Jakarta (ANTARA) - Langit sore menyemburatkan warna jingga ke atas hutan di Desa Bukit Suban, Kecamatan Air Hitam, Sarolangun, Jambi. Di sinilah perjalanan itu bermula.

Perjalanan yang tidak hanya memaksa kaki melangkah berjam-jam dari Jambi, tetapi juga membawa jiwa menyusuri jejak langkah hidup yang telah berlangsung selama berabad-abad di jantung hutan Jambi.

Bagi sebagian besar orang, hutan ini mungkin tak lebih dari sekumpulan pepohonan dan dedaunan hijau yang luas.

Akan tetapi bagi Betapi, perempuan muda dari Suku Anak Dalam (SAD), hutan ini adalah jantung yang berdenyut, napas yang tak tergantikan, tempat setiap tarikan napasnya berasal, sekaligus rumah yang tak terpisahkan dari hidupnya.

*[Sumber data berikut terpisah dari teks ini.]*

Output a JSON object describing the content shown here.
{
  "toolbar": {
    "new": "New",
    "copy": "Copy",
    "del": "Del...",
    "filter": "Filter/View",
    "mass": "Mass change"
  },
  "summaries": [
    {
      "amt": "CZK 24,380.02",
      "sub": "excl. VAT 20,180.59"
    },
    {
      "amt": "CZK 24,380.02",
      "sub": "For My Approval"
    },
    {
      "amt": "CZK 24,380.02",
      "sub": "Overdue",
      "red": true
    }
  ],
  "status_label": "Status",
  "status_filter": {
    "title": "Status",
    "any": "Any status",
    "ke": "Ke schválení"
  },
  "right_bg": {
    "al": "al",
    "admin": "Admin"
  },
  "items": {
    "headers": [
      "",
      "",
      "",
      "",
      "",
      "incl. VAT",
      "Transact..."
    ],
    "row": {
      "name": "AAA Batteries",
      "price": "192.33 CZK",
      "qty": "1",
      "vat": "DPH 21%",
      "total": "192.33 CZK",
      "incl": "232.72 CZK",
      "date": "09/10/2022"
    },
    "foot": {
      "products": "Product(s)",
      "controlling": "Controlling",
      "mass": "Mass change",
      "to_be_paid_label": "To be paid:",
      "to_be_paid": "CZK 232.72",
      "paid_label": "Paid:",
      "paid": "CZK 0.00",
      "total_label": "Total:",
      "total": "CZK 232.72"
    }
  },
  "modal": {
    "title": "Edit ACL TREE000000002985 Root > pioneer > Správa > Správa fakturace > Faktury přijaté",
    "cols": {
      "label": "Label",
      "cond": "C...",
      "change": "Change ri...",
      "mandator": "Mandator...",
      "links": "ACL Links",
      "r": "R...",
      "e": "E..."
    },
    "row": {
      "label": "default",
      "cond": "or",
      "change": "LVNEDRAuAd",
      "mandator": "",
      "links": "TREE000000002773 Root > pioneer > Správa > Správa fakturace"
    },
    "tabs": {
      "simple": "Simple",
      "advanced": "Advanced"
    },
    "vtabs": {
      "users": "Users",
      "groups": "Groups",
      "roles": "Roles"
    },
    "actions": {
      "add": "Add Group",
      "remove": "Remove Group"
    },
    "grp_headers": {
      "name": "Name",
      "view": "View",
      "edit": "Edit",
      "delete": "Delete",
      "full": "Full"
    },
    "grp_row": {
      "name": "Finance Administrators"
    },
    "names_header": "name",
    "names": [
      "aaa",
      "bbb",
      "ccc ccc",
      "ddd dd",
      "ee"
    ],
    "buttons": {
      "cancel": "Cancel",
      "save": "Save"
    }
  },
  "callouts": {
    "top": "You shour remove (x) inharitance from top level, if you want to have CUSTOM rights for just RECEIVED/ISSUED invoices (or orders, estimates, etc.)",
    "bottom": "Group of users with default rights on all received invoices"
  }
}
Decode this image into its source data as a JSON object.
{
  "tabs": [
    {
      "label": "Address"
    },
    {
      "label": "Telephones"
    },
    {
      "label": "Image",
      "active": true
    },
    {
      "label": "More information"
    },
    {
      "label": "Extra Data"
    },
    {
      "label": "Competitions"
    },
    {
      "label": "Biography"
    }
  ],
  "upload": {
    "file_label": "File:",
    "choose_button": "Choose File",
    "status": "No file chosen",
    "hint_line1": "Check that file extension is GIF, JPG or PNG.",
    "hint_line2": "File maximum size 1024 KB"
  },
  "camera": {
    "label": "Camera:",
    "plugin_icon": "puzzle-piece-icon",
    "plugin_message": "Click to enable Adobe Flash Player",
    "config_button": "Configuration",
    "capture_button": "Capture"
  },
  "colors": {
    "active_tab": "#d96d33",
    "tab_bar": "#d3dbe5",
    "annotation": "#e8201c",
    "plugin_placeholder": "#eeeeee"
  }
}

Perjalanan untuk menemui Betapi adalah pengingat keras betapa alam memiliki kuasa untuk membentuk manusia.

Untuk sampai ke desanya, seseorang harus menempuh perjalanan 5 jam dari kota Jambi ke Sarolangun. Lalu 2 hingga 3 jam melalui jalanan rusak hingga tiba di Desa Bukit Suban, Kecamatan Air Hitam.

Dari sini, perjalanan dilanjutkan dengan jalan kaki atau menaiki sepeda motor dengan roda bergerigi godzila melintasi rute yang hanya bisa dilewati oleh mereka yang mengerti rahasia hutan.

Pun untuk bertemu dengannya, harus ada pendampingan dari polisi hutan dan warga setempat. Lebih penting dari itu ada pemimpin adat SAD yakni Tumenggung Jalo dan tetua SAD yang sore itu turut, yakni Selambai dan Gentar.

Di sanalah Betapi dapat ditemui, seorang induk yang dengan lembut memanggil anak-anak dan keluarganya berkumpul di bawah teduhnya kanopi hutan yang menjulang, seolah menjadi atap langit mereka.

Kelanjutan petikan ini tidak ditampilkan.